The WARN Act does not supersede an agreement or other laws that require the employer to provide notice sooner or under different circumstances. For example, there are several states that have WARN Act equivalents (often referred to as mini-WARN Acts). These states include California, Illinois, Maryland, New Jersey, New York, Tennessee and Wisconsin. If the stations being sold are located in one of these states, the seller/employer should confirm that its state's mini-WARN Act is no more stringent than the WARN Act (for example, New York's mini-WARN Act covers employers with 50 or more full-time workers in New York State and the employer must provide 90 days notice to the affected employees).
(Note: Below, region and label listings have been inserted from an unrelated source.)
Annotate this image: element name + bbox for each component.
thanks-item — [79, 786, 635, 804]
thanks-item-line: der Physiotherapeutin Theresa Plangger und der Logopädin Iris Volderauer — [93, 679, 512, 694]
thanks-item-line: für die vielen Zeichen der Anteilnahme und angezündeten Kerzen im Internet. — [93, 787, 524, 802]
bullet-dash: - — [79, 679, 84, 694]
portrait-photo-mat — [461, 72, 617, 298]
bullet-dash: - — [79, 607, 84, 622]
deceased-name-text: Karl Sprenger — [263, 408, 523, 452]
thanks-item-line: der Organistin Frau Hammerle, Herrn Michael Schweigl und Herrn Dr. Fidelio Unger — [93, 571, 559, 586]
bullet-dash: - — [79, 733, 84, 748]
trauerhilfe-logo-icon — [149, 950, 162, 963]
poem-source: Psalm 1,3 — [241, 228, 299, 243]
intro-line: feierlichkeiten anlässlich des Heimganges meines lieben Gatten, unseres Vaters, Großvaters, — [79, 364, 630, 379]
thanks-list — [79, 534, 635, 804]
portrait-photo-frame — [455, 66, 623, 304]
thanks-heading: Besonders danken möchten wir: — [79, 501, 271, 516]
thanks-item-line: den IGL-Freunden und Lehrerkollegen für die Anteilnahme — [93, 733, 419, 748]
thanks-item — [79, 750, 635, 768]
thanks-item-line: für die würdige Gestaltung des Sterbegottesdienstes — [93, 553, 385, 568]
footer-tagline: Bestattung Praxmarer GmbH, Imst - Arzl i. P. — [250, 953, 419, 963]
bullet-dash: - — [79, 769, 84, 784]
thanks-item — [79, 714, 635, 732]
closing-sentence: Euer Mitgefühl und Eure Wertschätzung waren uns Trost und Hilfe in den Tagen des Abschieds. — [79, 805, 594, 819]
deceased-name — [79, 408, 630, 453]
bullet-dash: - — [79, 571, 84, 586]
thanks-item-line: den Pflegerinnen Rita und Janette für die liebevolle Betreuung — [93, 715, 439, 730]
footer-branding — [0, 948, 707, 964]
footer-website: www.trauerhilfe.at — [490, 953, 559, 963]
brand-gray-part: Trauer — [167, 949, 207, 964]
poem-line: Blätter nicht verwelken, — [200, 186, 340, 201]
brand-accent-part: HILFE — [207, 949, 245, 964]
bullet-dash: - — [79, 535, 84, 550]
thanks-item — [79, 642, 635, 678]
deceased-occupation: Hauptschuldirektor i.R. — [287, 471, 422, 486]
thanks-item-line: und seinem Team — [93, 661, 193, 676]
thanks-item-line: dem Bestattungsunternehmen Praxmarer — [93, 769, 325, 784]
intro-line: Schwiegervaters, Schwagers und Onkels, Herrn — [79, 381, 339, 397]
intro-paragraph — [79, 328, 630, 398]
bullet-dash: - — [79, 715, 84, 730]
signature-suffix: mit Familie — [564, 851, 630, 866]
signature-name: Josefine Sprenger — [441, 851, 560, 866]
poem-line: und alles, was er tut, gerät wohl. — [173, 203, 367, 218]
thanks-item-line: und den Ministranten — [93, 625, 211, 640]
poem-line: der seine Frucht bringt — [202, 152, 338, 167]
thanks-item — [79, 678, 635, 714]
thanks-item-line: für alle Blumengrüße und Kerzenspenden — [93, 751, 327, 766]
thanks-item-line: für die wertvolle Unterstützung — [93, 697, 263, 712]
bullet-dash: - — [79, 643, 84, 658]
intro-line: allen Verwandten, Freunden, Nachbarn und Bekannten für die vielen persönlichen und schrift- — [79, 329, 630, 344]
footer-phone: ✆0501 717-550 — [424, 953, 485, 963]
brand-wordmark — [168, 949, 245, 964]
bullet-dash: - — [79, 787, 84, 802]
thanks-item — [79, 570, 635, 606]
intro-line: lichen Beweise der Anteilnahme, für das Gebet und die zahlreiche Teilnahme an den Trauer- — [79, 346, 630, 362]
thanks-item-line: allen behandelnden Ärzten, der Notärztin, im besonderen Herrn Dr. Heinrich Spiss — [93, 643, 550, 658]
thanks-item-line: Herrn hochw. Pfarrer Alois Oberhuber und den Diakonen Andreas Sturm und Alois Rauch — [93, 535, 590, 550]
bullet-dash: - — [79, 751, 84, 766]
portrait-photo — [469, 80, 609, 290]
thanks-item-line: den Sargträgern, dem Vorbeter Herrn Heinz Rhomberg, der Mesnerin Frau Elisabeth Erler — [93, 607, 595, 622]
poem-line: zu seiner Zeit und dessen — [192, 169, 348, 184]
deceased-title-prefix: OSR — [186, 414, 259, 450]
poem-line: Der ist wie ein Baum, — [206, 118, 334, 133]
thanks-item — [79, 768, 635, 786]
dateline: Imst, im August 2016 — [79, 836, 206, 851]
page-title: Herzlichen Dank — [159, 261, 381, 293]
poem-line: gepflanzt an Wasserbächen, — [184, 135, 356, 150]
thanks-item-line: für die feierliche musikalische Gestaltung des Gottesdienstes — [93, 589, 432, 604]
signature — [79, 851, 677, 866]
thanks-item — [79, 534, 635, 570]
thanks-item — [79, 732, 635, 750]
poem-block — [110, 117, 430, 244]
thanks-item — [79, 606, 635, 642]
The WARN Act (and the mini-WARN Acts) is applicable to employers in all industries; however, there are considerations broadcasters, in particular, should think about in the context of the sale of stations. For example, given the sometimes uncertain timing of the FCC consent (due to petitions, complaints, etc.), when should an employer send the 60-day notice to its employees? One way a seller/employer may protect itself is to build a provision into the purchase and sale agreement that states the seller may postpone closing without liability until the applicable notice period under the WARN Act has expired. Also, the hiring process by the buyer may need to be completed sooner rather than later so the employer has at least 60 days prior to the closing to provide the WARN Act notice to the employees the buyer will not retain. This issue may also be addressed in the purchase and sale agreement by providing that the buyer will offer employment to all of the seller's employees. Another consideration, although more of a business consideration than a legal one, is how the seller/employer should handle its employees if the closing does not occur.